Moreover, recent results suggest that when attention is directed not to a region of space but to a visual feature, variability and correlation decrease in the population that encodes this feature (Cohen and Maunsell, 2011), suggesting that a phenomenon analogous to desynchronization has occurred in a spatially
distributed neuronal assembly. The mechanisms of cortical state change have been a subject of investigation for many decades. Classical research yielded two schools of thought on this question. The first, espoused by Steriade and colleagues, held that cortical states are modulated primarily via the thalamus. In this view, increased XAV-939 nmr cholinergic input to thalamic relay cells leads to increased tonic firing and thus to a steady glutamatergic drive to cortex that causes desynchronization. The second perspective, espoused by Vanderwolf and colleagues, held that cortical state reflected direct neuromodulation of neocortex. Recent research provides support for both mechanisms. In the rodent somatosensory system, whisking causes increased tonic firing in thalamus; blocking thalamic firing with muscimol reduces the cortical depolarization caused by whisking, whereas stimulating Selleckchem PD-1/PD-L1 inhibitor 2 thalamus optogenetically causes cortical desynchronization (Poulet et al., 2012).

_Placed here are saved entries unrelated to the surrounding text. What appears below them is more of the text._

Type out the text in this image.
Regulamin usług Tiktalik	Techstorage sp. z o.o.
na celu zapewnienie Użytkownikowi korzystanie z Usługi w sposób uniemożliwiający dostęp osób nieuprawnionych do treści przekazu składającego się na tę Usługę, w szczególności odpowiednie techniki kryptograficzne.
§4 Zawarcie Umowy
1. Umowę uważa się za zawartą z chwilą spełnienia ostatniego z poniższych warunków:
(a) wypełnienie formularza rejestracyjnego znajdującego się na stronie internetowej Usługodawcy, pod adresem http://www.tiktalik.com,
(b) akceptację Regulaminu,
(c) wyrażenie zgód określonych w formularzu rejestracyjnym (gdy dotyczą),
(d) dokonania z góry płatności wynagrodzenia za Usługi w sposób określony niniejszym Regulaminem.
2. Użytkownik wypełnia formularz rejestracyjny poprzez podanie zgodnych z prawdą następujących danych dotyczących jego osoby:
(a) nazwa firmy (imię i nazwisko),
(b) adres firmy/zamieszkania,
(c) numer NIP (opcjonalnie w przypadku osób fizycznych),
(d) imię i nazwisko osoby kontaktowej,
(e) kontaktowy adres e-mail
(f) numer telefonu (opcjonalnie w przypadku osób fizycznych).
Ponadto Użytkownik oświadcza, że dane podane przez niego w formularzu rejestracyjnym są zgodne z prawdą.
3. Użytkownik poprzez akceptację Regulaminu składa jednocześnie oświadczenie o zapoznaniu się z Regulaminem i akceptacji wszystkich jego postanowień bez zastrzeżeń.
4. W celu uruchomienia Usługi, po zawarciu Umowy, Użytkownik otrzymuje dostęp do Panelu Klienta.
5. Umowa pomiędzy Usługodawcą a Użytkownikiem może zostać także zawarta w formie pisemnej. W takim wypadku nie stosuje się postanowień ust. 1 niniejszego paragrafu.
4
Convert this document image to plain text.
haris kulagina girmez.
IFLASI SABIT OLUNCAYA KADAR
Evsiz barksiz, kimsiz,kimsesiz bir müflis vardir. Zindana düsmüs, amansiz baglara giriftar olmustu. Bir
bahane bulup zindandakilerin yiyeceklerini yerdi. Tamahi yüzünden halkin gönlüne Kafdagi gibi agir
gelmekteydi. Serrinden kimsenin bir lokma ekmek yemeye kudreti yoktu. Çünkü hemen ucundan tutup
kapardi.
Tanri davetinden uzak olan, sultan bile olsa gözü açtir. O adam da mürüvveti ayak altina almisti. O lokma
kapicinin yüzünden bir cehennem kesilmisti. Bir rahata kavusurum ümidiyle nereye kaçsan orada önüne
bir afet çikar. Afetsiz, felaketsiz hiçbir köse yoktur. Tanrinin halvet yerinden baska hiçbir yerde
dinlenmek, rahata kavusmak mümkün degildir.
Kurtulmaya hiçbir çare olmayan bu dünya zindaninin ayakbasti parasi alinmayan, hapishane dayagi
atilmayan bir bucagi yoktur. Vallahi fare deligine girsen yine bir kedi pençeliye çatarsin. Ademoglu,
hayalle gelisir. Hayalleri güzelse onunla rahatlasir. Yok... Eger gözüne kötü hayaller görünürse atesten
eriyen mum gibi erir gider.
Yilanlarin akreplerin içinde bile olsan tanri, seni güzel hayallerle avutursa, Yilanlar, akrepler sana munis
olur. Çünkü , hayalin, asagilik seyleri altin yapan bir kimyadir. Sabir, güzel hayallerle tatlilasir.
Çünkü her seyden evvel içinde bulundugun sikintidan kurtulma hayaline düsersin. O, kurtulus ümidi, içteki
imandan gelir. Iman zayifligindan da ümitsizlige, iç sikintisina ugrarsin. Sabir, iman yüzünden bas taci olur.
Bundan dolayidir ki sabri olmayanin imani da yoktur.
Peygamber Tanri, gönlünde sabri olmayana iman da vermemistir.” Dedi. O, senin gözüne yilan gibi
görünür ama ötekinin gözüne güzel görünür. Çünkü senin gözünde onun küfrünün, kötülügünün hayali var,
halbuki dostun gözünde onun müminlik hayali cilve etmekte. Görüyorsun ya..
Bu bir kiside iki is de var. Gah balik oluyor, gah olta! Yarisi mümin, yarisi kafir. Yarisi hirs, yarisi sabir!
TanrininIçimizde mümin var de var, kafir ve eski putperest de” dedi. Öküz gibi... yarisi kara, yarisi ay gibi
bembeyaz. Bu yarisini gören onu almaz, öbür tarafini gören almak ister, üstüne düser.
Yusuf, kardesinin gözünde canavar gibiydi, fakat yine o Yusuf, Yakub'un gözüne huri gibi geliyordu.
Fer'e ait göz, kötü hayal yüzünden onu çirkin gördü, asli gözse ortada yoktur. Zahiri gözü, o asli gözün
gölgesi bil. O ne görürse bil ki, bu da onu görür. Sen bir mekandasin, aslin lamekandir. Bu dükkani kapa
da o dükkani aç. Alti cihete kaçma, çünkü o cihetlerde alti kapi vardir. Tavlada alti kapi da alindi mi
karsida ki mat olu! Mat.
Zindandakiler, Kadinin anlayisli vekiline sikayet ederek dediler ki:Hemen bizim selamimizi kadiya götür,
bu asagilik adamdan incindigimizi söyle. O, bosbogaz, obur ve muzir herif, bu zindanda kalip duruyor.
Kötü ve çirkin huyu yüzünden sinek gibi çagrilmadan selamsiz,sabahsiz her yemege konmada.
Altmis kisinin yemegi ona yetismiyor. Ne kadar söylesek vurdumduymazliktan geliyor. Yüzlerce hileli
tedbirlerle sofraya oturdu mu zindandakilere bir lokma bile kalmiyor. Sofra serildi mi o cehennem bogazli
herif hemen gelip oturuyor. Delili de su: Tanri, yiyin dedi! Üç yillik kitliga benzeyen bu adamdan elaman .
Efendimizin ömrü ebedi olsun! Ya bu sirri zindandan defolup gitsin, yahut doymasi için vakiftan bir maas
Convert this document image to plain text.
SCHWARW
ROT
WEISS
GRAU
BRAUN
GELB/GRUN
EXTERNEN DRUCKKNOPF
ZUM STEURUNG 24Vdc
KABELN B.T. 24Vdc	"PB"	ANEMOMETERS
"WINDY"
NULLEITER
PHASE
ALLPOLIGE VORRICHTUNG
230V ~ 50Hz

Support for direct cortical neuromodulation comes from the ability of locally applied neuromodulatory blockers to reduce the desynchronization caused by electrical stimulation of nucleus basalis or locomotion (Goard and Dan, 2009 and Polack et al., 2013). If attention does indeed consist of cortical state change occurring at a local level, one might expect the two phenomena to have similar circuit mechanisms. In particular, given the role of
top-down cortical connections in attention, it has been hypothesized that tonic glutamatergic input from higher-order cortex should also cause desynchronization in rodent cortex (Harris and Thiele, 2011). The study of Zagha et al. (2013) provides direct evidence for this hypothesis. Zagha et al. (2013) performed a number of elegant experiments to study the role of top-down connections from vibrissa motor cortex (vM1) to barrel cortex (S1). They found Linifanib (ABT-869) that blocking spiking in vM1 using muscimol shifted S1 toward more synchronized states, whereas optogenetically increasing vM1 activity shifted S1 toward more desynchronized states. This desynchronization was usually accompanied by an increase in firing rate of S1 neurons. Importantly, the effects on S1 state did not simply reflect the consequence of these manipulations on behavior. As might be expected, suppression or activation of vM1 activity caused a corresponding decrease or increase in the probability and amplitude of whisking. Nevertheless, an effect of manipulating vM1 on S1 state was seen even when analyzing data within whisking or nonwhisking periods.